I knew I should have been a little suspicious of Andrzej Wajda's Man of Marble from the first. Why was such a supposedly political film so graciously received by the liberal-conservative critics here and overseas? Just who is disturbed by this film? Obviously not us: Poland, the Stalinist '50s, that's all somebody else's politics, presumably.
But the real problem is not one of content or subject matter. Wajda's film may well contain a complex and radical analysis of recent Polish history – I do not presume to be able to evaluate this aspect of it. In this dissenting note on the film, I am more concerned with the other side of the coin: is Man of Marble a work that has been made, arranged, structured politically, as a film?
The cinema is a social and cultural institution like any other; what is the place of this film within it?
The liberal-conservatives have been able to play a real trump card with this film. For they can immediately answer my sort of criticism by pointing to the film and saying: look, it's about filmmaking, about the way films falsify reality, about media-propaganda and state censorship of cultural production ... Man of Marble is Godard made simple!

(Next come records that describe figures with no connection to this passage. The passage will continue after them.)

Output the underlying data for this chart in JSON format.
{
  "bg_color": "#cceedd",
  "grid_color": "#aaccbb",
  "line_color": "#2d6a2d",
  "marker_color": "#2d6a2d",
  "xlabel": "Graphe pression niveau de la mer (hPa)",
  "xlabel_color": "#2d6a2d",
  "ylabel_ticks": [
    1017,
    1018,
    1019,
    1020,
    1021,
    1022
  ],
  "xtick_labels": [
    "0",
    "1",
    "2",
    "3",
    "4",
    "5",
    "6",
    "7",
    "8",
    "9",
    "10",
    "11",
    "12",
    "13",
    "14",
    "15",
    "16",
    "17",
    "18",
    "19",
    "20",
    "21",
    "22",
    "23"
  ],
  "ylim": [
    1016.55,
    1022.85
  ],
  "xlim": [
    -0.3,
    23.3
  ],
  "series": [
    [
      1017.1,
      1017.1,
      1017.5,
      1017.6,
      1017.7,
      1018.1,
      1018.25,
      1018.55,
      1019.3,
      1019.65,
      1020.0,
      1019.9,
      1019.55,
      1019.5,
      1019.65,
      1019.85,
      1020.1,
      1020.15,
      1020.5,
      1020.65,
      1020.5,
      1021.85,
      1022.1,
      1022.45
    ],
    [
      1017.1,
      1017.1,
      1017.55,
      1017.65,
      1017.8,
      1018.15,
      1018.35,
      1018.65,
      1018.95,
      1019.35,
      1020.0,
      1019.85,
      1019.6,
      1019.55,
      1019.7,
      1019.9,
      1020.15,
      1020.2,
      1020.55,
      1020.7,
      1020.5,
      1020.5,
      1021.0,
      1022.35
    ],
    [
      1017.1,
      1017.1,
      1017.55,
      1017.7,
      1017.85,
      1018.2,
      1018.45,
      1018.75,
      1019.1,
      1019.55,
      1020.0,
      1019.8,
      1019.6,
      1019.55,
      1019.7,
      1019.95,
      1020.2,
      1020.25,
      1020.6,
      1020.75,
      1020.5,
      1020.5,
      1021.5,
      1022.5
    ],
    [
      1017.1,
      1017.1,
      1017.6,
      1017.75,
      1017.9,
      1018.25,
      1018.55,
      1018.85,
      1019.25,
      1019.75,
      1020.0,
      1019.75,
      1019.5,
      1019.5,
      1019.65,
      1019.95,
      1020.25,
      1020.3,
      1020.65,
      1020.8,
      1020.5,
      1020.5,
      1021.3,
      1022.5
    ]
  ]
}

No, no, no – that's too easy, too simple-minded. Point One: Man of Marble's analysis of how filmmaking can distort the truth borders on the facile. We see the deceit, the trickery: what was staged and re-staged for the camera, and what was edited out. Fine! But the ideological force of any piece of cinema is not simply a matter of whether it chooses to lie or tell the truth. (As if such a choice were so easy to consciously grasp and make!) A film is a signifying practice – everything it does, consciously or unconsciously, at the level of framing and timing as much as performance and cutting, is determined by cultural and social meanings. The very notion of a film Telling the Truth is itself a political myth.
Which leads me to Point Two: Man of Marble presumes to analyse the cinema. Thus, it must also analyse itself – its own meanings, its own order, its own patterns. No way – Wajda sees himself and his main character as utterly innocent, outside political contamination, able to see the truth and grasp it at once. The whole presentation of the filmmaker (more like some fearless female reporter from Willesee at Seven) corresponds to this idealistic notion: in she plunges, waving her hand-held camera, infused with zeal and one-hundred percent integrity (plus talent, according to her co-workers, though this is not evident to me).
But what of her own place within society – her class and economic status, her family, her interpersonal relations? What conditions her, politically? Where the film is aware of this problem, it is completely romantic (she has learnt all about the '50s from her sweet Daddy, who prompts her again to seek the Truth when all others have abandoned her ... ).
Point Three: if Man of Marble were to look at itself, it might not like what it finds. For, as a film, it is completely conventional – and thus ideologically complicit with dominant cinema. It exposes one sort of cinematic trickery, but tries to conceal its own: the film is full of carefully faked newsreel footage, blended with the real thing. It flashes back to the Truth via the confessions of characters, but what we see is far more inclusive than anything a single person could possibly relate. It constantly uses the most classical illusionistic devices: subjective shots, editing matches, music to smooth over scene transitions.
So what? Of course, hundreds of films, from Hollywood to Newsfront (1978), use the same devices. But these films are not as pretentious as Man of Marble, which proclaims itself a political film. Judged conventionally, it is certainly a fine work, and Wajda handles his material excellently. But that's not what's at stake. A film which is truly political, Straub/Huillet's From the Cloud to the Resistance (1979), screens for one night in Melbourne to an audience of two dozen. Man of Marble runs for a month and gets two separate reviews in The Age newspaper.
Which only goes to prove that, while Man of Marble may be a film that talks about politics, it is certainly not a politically radical film.